Tutti però hanno a che fare ogni volta con una variabile determinante: il
rischio. E’ un circolo, virtuoso o vizioso a seconda dei punti di vista: più
alto viene percepito, meno si tende a rischiare, ma meno si rischia meno i
mercati sono dinamici, con influssi negativi sull’economia. D’altra parte,
maggiore è la propensione all’avventura finanziaria, più sale l’astrazione di
valore del capitale, con il pericolo di generare effetti deleteri, come la vicenda
dei sub-prime. In pratica, il rischio era diventato entità talmente eterea per
gli azionisti e per gli operatori dei mercati finanziari che si era generata
l’illusione della sua inesistenza. Gli investimenti di tanti e i beni di
tantissimi galleggiavano all’interno di una bolla speculativa in continua
espansione. Finché questa bolla è scoppiata e con essa il valore dell’immobiliare,
che ha determinato, per effetto domino, stragi economiche su tutti i mercati, sia
a livello settoriale che geografico.
Tanto è cambiato da quel 2008, che pare già lontanissimo. Si sono
trasformate in primis le abitudini di consumo dei cittadini, ma anche la
percezione degli investitori, oggi forse più ancorati alla concretezza. Il
risparmio, visto come la palla al piede del commercio e della ripresa
economica, è stato invece l’airbag di molte famiglie, specialmente italiane,
sopravvissute alla crisi grazie ai soldi messi da parte nel corso di una vita e
alle abitudini oculate che caratterizzano la nostra nazione. Eppure negli
ultimi dieci anni il non speso è stato ben poco, perché poco è stato in
generale il denaro e alti, rispetto al tenore delle buste paga, i prezzi.
Questo anche in Italia, che rimane comunque il bengodi degli istituti creditizi
stranieri, attirati dalla nostra forte propensione al risparmio.
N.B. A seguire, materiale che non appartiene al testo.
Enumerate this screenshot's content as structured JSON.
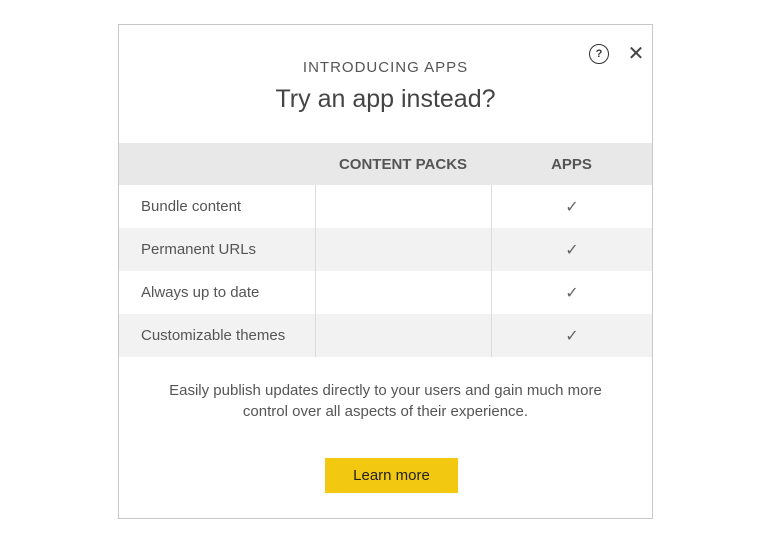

In un simile panorama si staglia la nuova reputazione delle banche,
che hanno la fama di cacciatori in una prateria di agnelli. Tale è l’idea che
piace divulgare, soprattutto a quella politica che pure ha contribuito, con la
dilatazione del debito pubblico, ad aggravare la crisi economica. Eppure le
banche sono esse stesse imprese, non enti di carità. E come soggetti economici
vanno trattati: non si può obbligare un soggetto a svolgere un’attività che gli
generi perdite. Di conseguenza, anche gli istituti creditizi possono e
dovrebbero valutare l’affidabilità finanziaria dei loro clienti, la capacità
che questi hanno di risanare i debiti. Ciò a dispetto anche delle lamentele
sull’impossibilità di piccoli e medi imprenditori di accedere al credito.
E così riecheggia quella parola. Capitale. Non il Capitale di Marx,
figlio indiscusso dell’economia moderna. Semmai il Capitale Umano. Sì, quello
di Stephen Amidon e di Virzì. Perché in fondo non sono solo le compagnie
assicurative a calcolare il valore prodotto dalla vita di un uomo. Forse lo
fanno anche quelli che investono per mandare il figlio all’università. O per
comprarsi in futuro la villa con piscina. Un po’ come i protagonisti del
romanzo e del film, che, pur traslati dall’America all’Italia, sono sempre
mossi da quel fattore imprendibile e capriccioso che è il rischio.